Without missing a beat, Eland put down his deck and walked over to the woman. He looked deep into her eyes, then calmly told her he would help her find her child. In one sentence, he managed to relax her. It was magical. Immediately following his fantastic display of human connection, he announced through his vintage PA system that everyone standing there would all help to find the little boy, mentioning him by name - here, I'll call him by a different name, Billy, to protect his privacy.

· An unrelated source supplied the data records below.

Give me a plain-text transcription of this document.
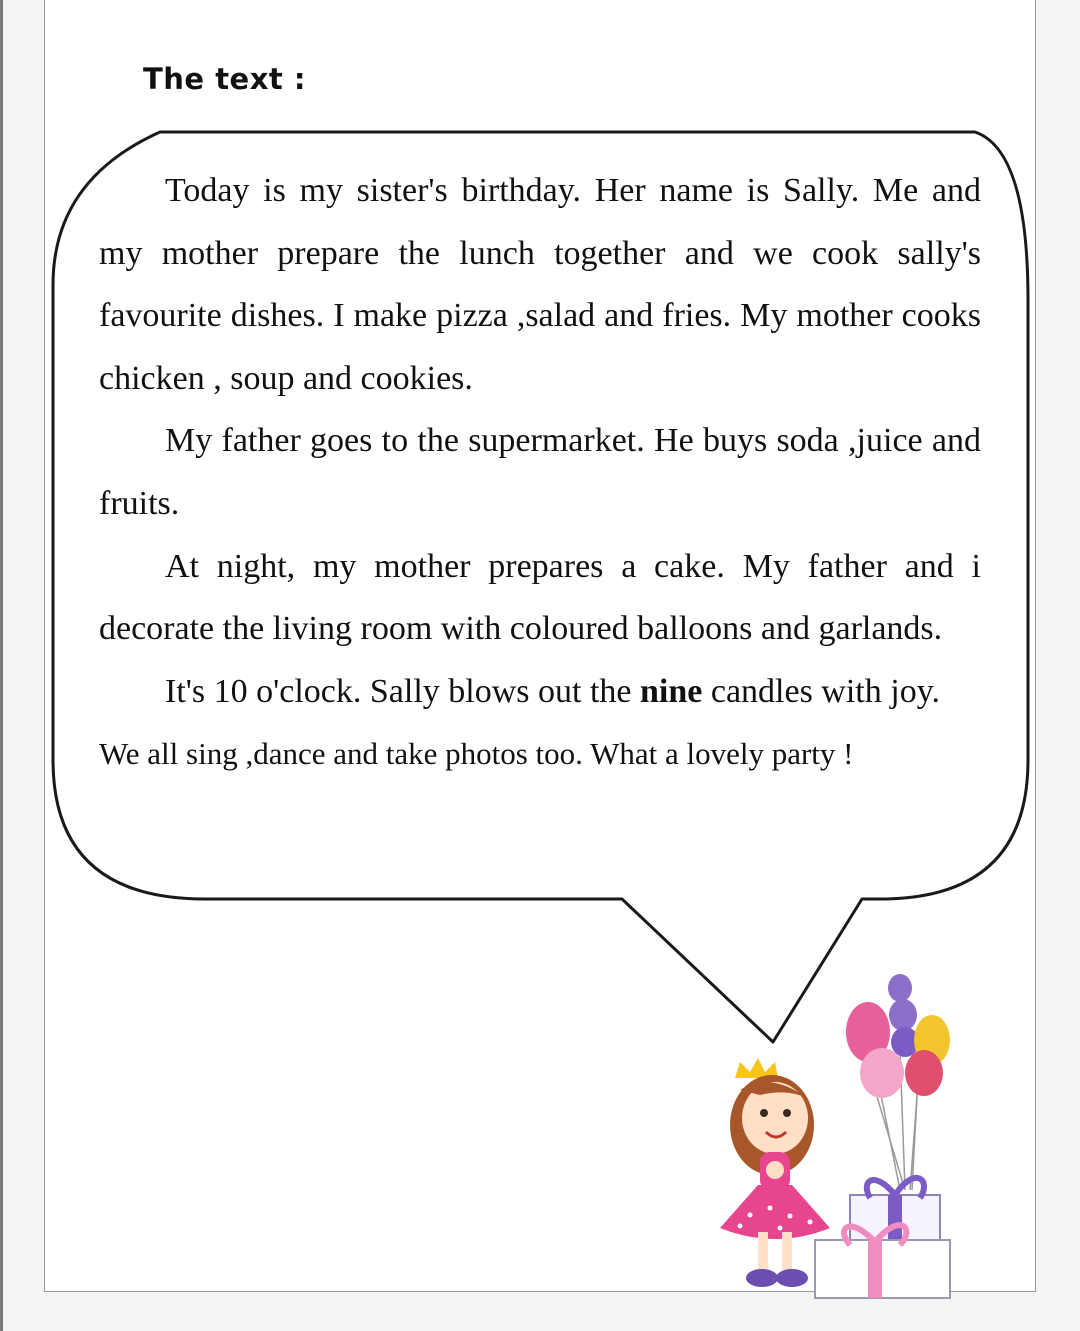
The text :

Today is my sister's birthday. Her name is Sally. Me and my mother prepare the lunch together and we cook sally's favourite dishes. I make pizza ,salad and fries. My mother cooks chicken , soup and cookies.

My father goes to the supermarket. He buys soda ,juice and fruits.

At night, my mother prepares a cake. My father and i decorate the living room with coloured balloons and garlands.

It's 10 o'clock. Sally blows out the nine candles with joy.

We all sing ,dance and take photos too. What a lovely party !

Eland instantly transformed from an exciting street performer into a semi-organized search party leader on a mission to find this woman's lost child. It was like he was some pied piper, and the audience his loyal followers. I was in awe of how well Eland handled this frightening situation. He took that captivated audience, redirected their attention in a way that wouldn't occur to most people, and got them looking for that child instantly. At his command, each of us turned in a direction and started calling out little Billy's name. The group of us were combing the street together, looking for this boy.


The Hunt

I'll spare you the seven tense minutes of searching. Luckily, Eland found Billy with the help of dozens and dozens of audience members. The young man was down south about two hundred yards, watching another street act, completely unaware his absence triggered a block-wide search. As you can imagine, his mother was exceptionally grateful, hugging her boy in an emotional heap.


The Truth

I would be romanticizing to end this story by telling you that everyone came back to watch Eland finish his set. It would also please me to tell you that his hat was filled to the brim with cash due to his genuinely wonderful deed. Regrettably, neither happened. Once the boy was found, the audience dispersed and moved on to other performances. Eland never got a chance to produce his last ace.

But for all the magic he might have performed that afternoon, no sleight of hand could have topped how Eland handled the situation. We witnessed him make a connection so deep; it affected everyone at a primal level. Long after the cards were fancily shuffled, lost, then found and changed before everyone's eyes, Magic Man Andrew Eland proves that being human is the most magical connection we can ever make.